With a professional background entirely in the academic and voluntary sectors (aside from retail work in college), I (Dr. Hinson) have joined the team at Abbey Research with a gap of knowledge about the business world and language. In part to share my perspective with you, while building my own capacity in C-suite knowledge, I will be continuing to review books which offer advice to businesswomen in a variety of fields.
Having already shared with you that 'leaning in' is not my favorite boardroom lexicon, today I am reviewing Tara Mohr's book about Playing Big. Tara Mohr is a life coach who has made it her work’s mission to help women realize their full potential by showing them how they can ‘play big.’ She is careful not to define playing big by the outdated notion of wealth and power, she states that she wants women who read this book to be able to figure out what ‘playing big’ really means to them, though using her stories, tools, and ideas.

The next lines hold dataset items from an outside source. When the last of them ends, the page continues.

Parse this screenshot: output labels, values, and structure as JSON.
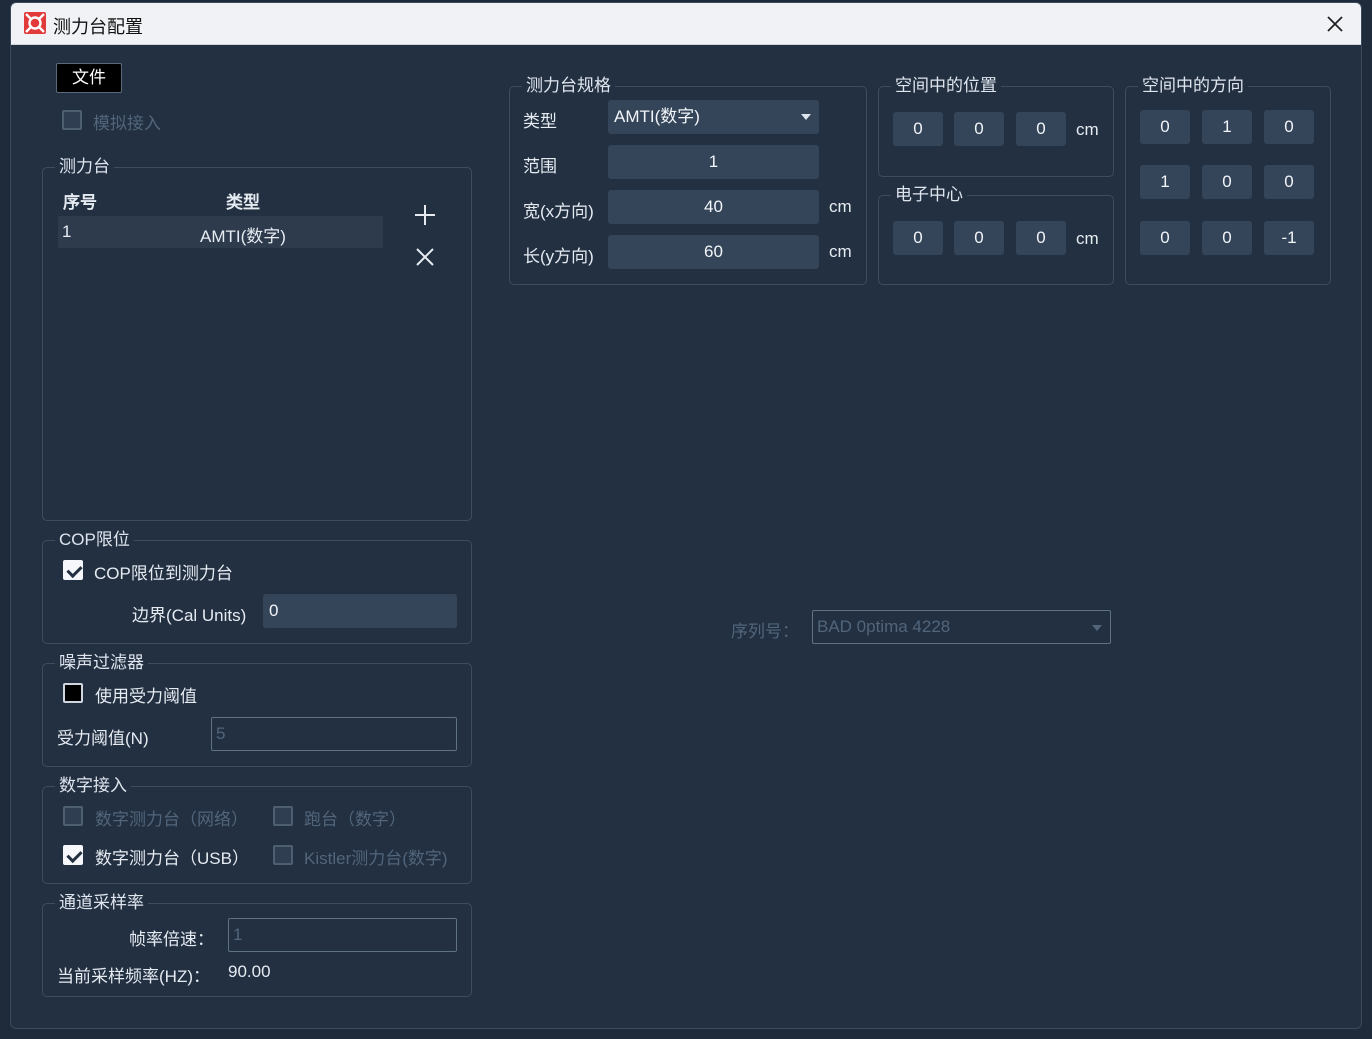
{
  "window": {
    "title": "测力台配置"
  },
  "file_button": "文件",
  "simulate": {
    "label": "模拟接入",
    "checked": false
  },
  "plates": {
    "title": "测力台",
    "columns": [
      "序号",
      "类型"
    ],
    "rows": [
      {
        "index": "1",
        "type": "AMTI(数字)"
      }
    ]
  },
  "cop": {
    "title": "COP限位",
    "limit_label": "COP限位到测力台",
    "limit_checked": true,
    "border_label": "边界(Cal Units)",
    "border_value": "0"
  },
  "noise": {
    "title": "噪声过滤器",
    "use_threshold_label": "使用受力阈值",
    "threshold_label": "受力阈值(N)",
    "threshold_value": "5"
  },
  "digital": {
    "title": "数字接入",
    "net_label": "数字测力台（网络）",
    "treadmill_label": "跑台（数字）",
    "usb_label": "数字测力台（USB）",
    "kistler_label": "Kistler测力台(数字)"
  },
  "sampling": {
    "title": "通道采样率",
    "multiplier_label": "帧率倍速：",
    "multiplier_value": "1",
    "current_label": "当前采样频率(HZ)：",
    "current_value": "90.00"
  },
  "spec": {
    "title": "测力台规格",
    "type_label": "类型",
    "type_value": "AMTI(数字)",
    "range_label": "范围",
    "range_value": "1",
    "width_label": "宽(x方向)",
    "width_value": "40",
    "length_label": "长(y方向)",
    "length_value": "60",
    "unit": "cm"
  },
  "position": {
    "title": "空间中的位置",
    "values": [
      "0",
      "0",
      "0"
    ],
    "unit": "cm"
  },
  "electric_center": {
    "title": "电子中心",
    "values": [
      "0",
      "0",
      "0"
    ],
    "unit": "cm"
  },
  "orientation": {
    "title": "空间中的方向",
    "values": [
      "0",
      "1",
      "0",
      "1",
      "0",
      "0",
      "0",
      "0",
      "-1"
    ]
  },
  "serial": {
    "label": "序列号：",
    "value": "BAD 0ptima 4228"
  }
}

So what does playing big mean, in practical terms? Mohr outlines her approach through building capacity within the individual. Through following her steps (complete with provoking journal questions), in each chapter Mohr unpacks some of the biggest obstacles facing women. What I appreciated about her approach was that she addressed a broad scope of issues, and gave a breadth of options for her readers to choose from. Never claiming that her leadership program is a fix all for everyone, I found her writing style and practicality very engaging.
Whether you are battling with (rather than accepting) your inner critic, finding it difficult to play big because of your working habits, or fear of exposure, each chapter provides relatable examples and succinct applications.
When I reflect on my own behavior in professional environments, what resonated most with me was how tough I can be on myself (the inner critic) and how I limit myself through my language (communicating with power). It can be daunting at times to consider making a number of changes to your professional approach, but Mohr ensures her tools are concise and structured. The best personal/professional improvement books are accessible, but also the ones that prompt us to reflect on our past experiences and what kinds of changes we want to make in order to achieve our goals.
So, if you are considering changing your email approach, or following your calling, Mohr has advice on it all, and addresses her readers from a voice of empathy and empowerment, two qualities which are essential for providing encouraging spaces for women to grow and change.